Die Gewerkschaften wünschen sich, dass neben der Wirtschaftlichkeit und der Nachfrage auch eine Verpflichtung, den Rahmen-Gesamtarbeitsvertrag (GAV) einzuhalten, ins Gesetz aufgenommen wird. Dieser GAV enthält für Buslinien Mindestarbeitsbedingungen, die von privaten Transportunternehmen eingehalten werden müssen, wenn sie Linien des öffentlichen Verkehrs bedienen. «Wir befürchten, dass ohne Rahmen-GAV nur die Wirtschaftlichkeit eines Angebots zählt. Und dass die Unternehmen dann beim Personal sparen», sagt Felix Birchler, Sekretär bei der Gewerkschaft des Verkehrspersonals SEV.
«Im Kanton St. Gallen ist dieser Rahmen-GAV heute schon Standard. Ein Busunternehmen, welches diese Mindestbedingungen nicht einhält, darf sich gar nicht um eine Strecke bewerben» sagt Maria Seelhofer. Sie ist beim kantonalen Amt für öffentlichen Verkehr für die Finanzierung der Busangebote zuständig.
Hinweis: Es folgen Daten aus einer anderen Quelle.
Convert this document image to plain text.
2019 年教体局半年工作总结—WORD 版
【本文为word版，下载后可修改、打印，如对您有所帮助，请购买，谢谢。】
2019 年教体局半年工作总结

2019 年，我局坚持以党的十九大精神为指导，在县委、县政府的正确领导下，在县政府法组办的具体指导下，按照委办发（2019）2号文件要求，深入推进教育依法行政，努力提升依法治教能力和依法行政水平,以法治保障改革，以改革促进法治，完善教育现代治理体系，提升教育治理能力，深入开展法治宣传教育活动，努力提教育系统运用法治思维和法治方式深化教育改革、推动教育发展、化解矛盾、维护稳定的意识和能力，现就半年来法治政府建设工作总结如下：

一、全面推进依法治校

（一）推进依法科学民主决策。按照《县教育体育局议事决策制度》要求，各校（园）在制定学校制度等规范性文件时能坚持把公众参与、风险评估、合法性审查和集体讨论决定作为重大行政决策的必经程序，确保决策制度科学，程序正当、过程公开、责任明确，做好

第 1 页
Im Jahr 2006 schrieb der Kanton das erste grosse Liniennetz öffentlich aus. Damals ging es um die Buslinien im Sarganserland und im Werdenberg. «Der Kanton hat sich bereit erklärt, die Einhaltung des Rahmen-GAV in die Ausschreibung aufzunehmen. Seither halten wir das so – auch wenn es nicht im Gesetz steht», sagt Maria Seelhofer.
Das Argument der Gewerkschaften scheint aber tatsächlich nicht ganz unberechtigt. Patrick Nussbaumer ist Geschäftsführer der Eurobus Ostschweiz AG, die derzeit nur im Kanton Thurgau tätig ist. Das Unternehmen hat den Rahmen-GAV nicht unterschrieben, um bei künftigen Ausschreibungen nicht benachteiligt zu werden: «Wir unterstützen grundsätzlich gleiche Rahmenbedingungen für alle Anbieter. Solange wir aber keine gesetzliche Verpflichtung dazu haben, werden wir den GAV – wie auch andere Busunternehmen – nicht unterschreiben», sagt Nussbaumer.
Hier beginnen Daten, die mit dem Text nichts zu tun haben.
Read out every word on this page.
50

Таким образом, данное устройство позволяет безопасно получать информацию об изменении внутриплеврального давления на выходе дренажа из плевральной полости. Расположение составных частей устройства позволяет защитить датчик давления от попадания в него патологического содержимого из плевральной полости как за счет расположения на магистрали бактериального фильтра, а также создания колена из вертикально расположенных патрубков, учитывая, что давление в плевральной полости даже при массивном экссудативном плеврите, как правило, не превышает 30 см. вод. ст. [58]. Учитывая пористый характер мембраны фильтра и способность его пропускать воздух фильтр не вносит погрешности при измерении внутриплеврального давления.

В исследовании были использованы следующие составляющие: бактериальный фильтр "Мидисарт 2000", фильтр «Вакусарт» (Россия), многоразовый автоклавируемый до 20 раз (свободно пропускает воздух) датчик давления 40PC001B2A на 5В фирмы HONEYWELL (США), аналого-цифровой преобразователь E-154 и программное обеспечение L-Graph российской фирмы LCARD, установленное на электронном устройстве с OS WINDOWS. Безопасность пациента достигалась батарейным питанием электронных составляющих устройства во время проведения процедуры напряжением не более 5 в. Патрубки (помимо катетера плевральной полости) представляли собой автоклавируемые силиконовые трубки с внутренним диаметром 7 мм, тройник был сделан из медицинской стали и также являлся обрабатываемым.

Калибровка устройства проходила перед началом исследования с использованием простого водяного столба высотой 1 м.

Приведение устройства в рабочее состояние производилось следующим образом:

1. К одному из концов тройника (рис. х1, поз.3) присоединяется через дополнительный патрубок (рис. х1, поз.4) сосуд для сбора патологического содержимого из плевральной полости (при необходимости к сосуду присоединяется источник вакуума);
Er erklärt, weshalb: Bei Ausschreibungen durch Gemeinden und Kantone gehe der Auftrag an jene Firma, die das wirtschaftlichste Angebot mache. Unternehmen, die bei Ausschreibungen, bei denen dies nicht explizit verlangt wird, zu GAV-Bedingungen offerieren, seien nur bedingt konkurrenzfähig. Die Stadt Kreuzlingen, für welche Eurobus im Stadtverkehr fährt, habe beispielsweise einige Bedingungen des Rahmenvertrages explizit ausgeschlossen. Andere Punkte wiederum, wie beispielsweise der Durchschnittslohn, wurden aus dem GAV übernommen. Nussbaumer meint, wenn der Rahmen-GAV als Bedingung im kantonalen Gesetz stünde, so würde ihn die Eurobus natürlich auch unterschreiben.
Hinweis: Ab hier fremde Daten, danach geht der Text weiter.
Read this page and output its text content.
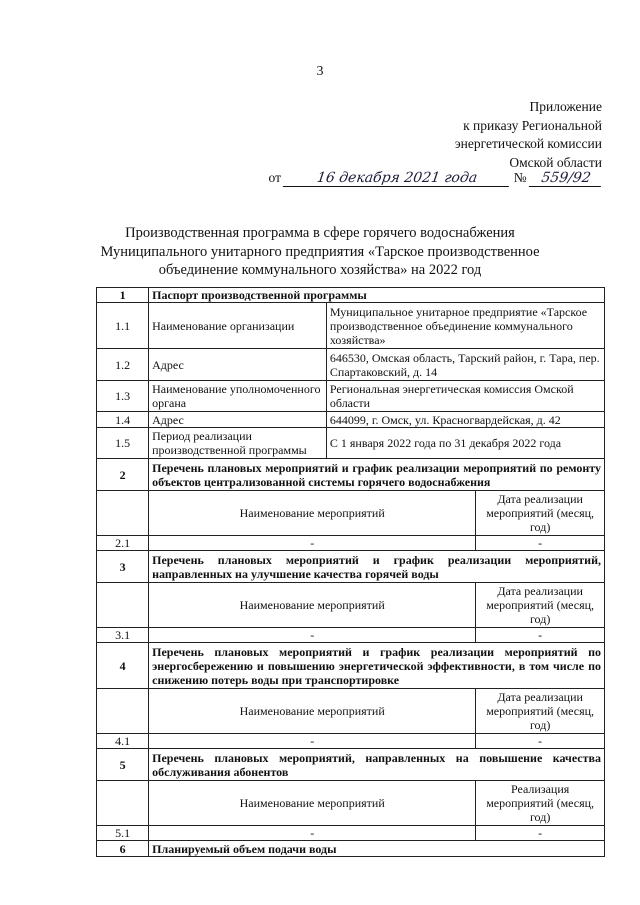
3
Приложение
к приказу Региональной
энергетической комиссии
Омской области
от	16 декабря 2021 года	№ 559/92
Производственная программа в сфере горячего водоснабжения
Муниципального унитарного предприятия «Тарское производственное
объединение коммунального хозяйства» на 2022 год
1	Паспорт производственной программы		
1.1	Наименование организации	Муниципальное унитарное предприятие «Тарское производственное объединение коммунального хозяйства»	
1.2	Адрес	646530, Омская область, Тарский район, г. Тара, пер. Спартаковский, д. 14	
1.3	Наименование уполномоченного органа	Региональная энергетическая комиссия Омской области	
1.4	Адрес	644099, г. Омск, ул. Красногвардейская, д. 42	
1.5	Период реализации производственной программы	С 1 января 2022 года по 31 декабря 2022 года	
2	Перечень плановых мероприятий и график реализации мероприятий по ремонту объектов централизованной системы горячего водоснабжения		
	Наименование мероприятий		Дата реализации мероприятий (месяц, год)
2.1	-		-
3	Перечень плановых мероприятий и график реализации мероприятий, направленных на улучшение качества горячей воды		
	Наименование мероприятий		Дата реализации мероприятий (месяц, год)
3.1	-		-
4	Перечень плановых мероприятий и график реализации мероприятий по энергосбережению и повышению энергетической эффективности, в том числе по снижению потерь воды при транспортировке		
	Наименование мероприятий		Дата реализации мероприятий (месяц, год)
4.1	-		-
5	Перечень плановых мероприятий, направленных на повышение качества обслуживания абонентов		
	Наименование мероприятий		Реализация мероприятий (месяц, год)
5.1	-		-
6	Планируемый объем подачи воды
Dem St. Galler Regierungsrat und Volkswirtschaftsdirektor Benedikt Würth geht das zu weit. Der Kanton brauche keine weitere gesetzliche Regelung. «Die heute schon geltenden Vorgaben für Wirtschaftlichkeit und Nachfrage haben keine negativen Auswirkungen auf die Anstellungsbedingungen des Personals.» Dass die branchenüblichen Löhne und Anstellungsbedingungen eingehalten werden müssten, sei in der Praxis verankert, sagt Würth.
Gewerkschafter Birchler sagt: «Die bisherige Praxis kann folglich problemlos im Gesetz verankert werden. Sie tut den etablierten Ostschweizer Unternehmen nicht weh und verhindert, dass Lohndumper auf die Idee kommen, im Kanton St. Gallen in den Busmarkt einzusteigen.»